Непроизвольно пригибаюсь от нового близкого удара молнии. Как бы, прежде чем намочить, нас не поджарило!
Прислушиваюсь к нарастающему непонятному гулу. Это что еще такое? Наконец доходит, что это гудит обрушившийся с небес дождь. Густое многоэтажное переплетение ветвей пока не дает воде достигнуть земли. А гул все усиливается, сливаясь с частыми ударами грома.
Вот на покрытую сухой хвоей землю протекла первая струйка воды, вот еще, и еще, и еще. Вот не выдержавшие скопившейся тяжести ветви прогнулись, обрушив целый поток, едва не сбивший нас с ног. Пришлось прижаться к стволу гигантской ели. Здесь хотя бы не текло сверху. Говорят, в грозу нельзя укрываться под деревьями, но вряд ли это правило применимо в густом лесу.

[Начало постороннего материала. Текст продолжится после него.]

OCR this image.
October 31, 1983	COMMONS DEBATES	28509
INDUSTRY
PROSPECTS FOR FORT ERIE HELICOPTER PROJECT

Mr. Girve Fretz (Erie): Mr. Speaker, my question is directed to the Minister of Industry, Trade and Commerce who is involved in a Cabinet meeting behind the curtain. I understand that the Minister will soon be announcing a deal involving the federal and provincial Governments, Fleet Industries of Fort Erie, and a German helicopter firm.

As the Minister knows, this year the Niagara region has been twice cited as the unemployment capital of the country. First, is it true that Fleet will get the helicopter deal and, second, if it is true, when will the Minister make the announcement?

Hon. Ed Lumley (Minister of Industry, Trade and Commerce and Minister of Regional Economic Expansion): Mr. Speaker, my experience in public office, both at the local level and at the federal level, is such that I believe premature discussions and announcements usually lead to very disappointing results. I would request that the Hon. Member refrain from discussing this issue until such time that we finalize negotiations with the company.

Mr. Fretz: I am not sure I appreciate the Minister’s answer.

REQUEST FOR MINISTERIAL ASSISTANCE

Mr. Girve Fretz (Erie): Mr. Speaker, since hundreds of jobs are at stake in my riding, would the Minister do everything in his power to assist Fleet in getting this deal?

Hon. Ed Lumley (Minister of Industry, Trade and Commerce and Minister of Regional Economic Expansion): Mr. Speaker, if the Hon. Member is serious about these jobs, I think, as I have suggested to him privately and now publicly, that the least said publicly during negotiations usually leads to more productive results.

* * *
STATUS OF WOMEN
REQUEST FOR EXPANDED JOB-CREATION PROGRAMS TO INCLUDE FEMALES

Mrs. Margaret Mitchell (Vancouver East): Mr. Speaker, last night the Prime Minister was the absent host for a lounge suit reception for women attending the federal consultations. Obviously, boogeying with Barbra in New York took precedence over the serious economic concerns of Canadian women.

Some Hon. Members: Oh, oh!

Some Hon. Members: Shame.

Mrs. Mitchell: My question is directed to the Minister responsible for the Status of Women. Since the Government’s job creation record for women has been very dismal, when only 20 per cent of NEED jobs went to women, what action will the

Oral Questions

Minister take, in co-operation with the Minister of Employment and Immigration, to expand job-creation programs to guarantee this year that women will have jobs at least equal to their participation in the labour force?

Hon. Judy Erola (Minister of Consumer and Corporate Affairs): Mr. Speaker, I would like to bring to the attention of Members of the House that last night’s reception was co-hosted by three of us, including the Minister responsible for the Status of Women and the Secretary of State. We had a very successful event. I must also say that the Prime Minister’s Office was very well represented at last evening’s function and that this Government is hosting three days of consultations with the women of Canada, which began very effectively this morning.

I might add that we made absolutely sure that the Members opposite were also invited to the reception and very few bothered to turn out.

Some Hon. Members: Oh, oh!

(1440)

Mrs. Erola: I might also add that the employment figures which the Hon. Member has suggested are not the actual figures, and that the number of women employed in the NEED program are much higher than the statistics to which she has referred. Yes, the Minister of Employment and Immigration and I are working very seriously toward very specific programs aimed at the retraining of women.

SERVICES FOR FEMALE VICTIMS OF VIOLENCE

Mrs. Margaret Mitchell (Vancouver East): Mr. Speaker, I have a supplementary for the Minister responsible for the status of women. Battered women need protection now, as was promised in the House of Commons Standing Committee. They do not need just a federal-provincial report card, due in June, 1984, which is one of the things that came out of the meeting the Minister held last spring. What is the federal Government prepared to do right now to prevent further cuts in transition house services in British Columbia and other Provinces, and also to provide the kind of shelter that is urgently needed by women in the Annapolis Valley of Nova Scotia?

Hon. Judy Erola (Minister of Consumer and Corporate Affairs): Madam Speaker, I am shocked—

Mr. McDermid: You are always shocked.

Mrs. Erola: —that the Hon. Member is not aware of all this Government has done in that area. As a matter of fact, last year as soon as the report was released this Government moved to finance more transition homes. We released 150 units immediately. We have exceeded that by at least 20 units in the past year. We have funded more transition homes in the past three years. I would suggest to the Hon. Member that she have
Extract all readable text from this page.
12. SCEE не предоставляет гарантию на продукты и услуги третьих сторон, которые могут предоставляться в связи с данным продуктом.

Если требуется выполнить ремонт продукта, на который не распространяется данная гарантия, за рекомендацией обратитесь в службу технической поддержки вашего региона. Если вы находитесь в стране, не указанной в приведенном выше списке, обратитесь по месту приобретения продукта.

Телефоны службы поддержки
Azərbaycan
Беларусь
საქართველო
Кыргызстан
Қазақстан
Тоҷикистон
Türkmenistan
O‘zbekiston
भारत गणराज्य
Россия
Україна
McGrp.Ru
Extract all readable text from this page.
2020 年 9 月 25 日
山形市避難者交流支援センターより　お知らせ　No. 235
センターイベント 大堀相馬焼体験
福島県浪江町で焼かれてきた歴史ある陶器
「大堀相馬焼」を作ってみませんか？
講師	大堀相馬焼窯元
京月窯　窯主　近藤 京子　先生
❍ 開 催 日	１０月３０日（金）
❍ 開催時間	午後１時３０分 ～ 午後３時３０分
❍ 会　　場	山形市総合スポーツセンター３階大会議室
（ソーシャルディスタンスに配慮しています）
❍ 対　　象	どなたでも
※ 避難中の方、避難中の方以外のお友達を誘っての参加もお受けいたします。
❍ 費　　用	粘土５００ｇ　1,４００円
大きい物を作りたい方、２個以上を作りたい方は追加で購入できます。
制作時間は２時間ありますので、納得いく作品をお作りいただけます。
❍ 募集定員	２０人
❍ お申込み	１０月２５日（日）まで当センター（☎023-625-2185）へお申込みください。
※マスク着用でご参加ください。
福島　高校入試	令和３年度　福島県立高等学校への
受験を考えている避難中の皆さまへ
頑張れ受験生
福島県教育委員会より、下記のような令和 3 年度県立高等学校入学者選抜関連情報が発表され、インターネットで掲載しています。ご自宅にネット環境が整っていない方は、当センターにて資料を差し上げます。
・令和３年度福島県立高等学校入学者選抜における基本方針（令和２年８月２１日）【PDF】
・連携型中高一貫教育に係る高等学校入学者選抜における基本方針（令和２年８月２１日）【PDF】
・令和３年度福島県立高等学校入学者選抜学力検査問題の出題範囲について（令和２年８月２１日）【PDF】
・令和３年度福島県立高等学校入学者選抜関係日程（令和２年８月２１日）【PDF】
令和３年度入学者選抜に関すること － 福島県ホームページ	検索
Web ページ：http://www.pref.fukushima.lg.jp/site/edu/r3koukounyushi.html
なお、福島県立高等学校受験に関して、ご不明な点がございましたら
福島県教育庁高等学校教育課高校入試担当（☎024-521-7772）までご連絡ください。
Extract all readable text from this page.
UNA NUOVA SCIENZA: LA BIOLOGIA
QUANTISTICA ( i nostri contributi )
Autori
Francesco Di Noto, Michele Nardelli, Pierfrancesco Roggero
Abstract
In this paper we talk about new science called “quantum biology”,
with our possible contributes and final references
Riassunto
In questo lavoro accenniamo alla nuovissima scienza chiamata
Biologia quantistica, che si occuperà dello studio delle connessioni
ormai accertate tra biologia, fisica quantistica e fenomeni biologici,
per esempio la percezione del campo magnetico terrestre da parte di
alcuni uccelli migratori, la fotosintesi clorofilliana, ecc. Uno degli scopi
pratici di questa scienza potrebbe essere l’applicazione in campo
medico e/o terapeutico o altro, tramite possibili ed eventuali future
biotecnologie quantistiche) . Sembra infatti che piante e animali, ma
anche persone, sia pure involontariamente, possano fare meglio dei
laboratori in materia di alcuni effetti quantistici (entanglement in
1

Ель, под которой мы спрятались, находится на небольшом пригорке. Вокруг уже несутся потоки воды. Если так будет продолжаться, скоро вода доберется и до наших ног. Вся надежда лишь на то, что подобные грозовые ливни обычно непродолжительны. Оно, конечно, понятие «обычно» подходит только для обычного мира, но вдруг ливень и правда скоро кончится?
Подвесив котомку на сук, шагаю под ближайшую стекающую с ветвей струю ледяной воды.
– У-у-йо-о! – выплескиваю охватившую меня гамму чувств и кричу оборотню: – Иди смой грязь со шкуры! Глядишь, вновь человеком станешь!
Ледень продолжает боязливо жаться к гигантскому стволу. По подступающей к его лапам воде черной лентой подплывает уж и, недовольно шипя, выползает на оставшийся клочок суши. Я и не заметил, когда он сполз с моего пояса.
Ну что ж, мыться так мыться. Сдираю с ног сапоги, перебрасываю их голенища через ветку, снимаю одежду и начинаю тщательно отмывать ее от грязи. Затем моюсь сам и растираюсь тщательно отжатой рубахой.
Прохладненько, однако. А ливень и не думает прекращаться, оставляя все меньше незатопленного пространства.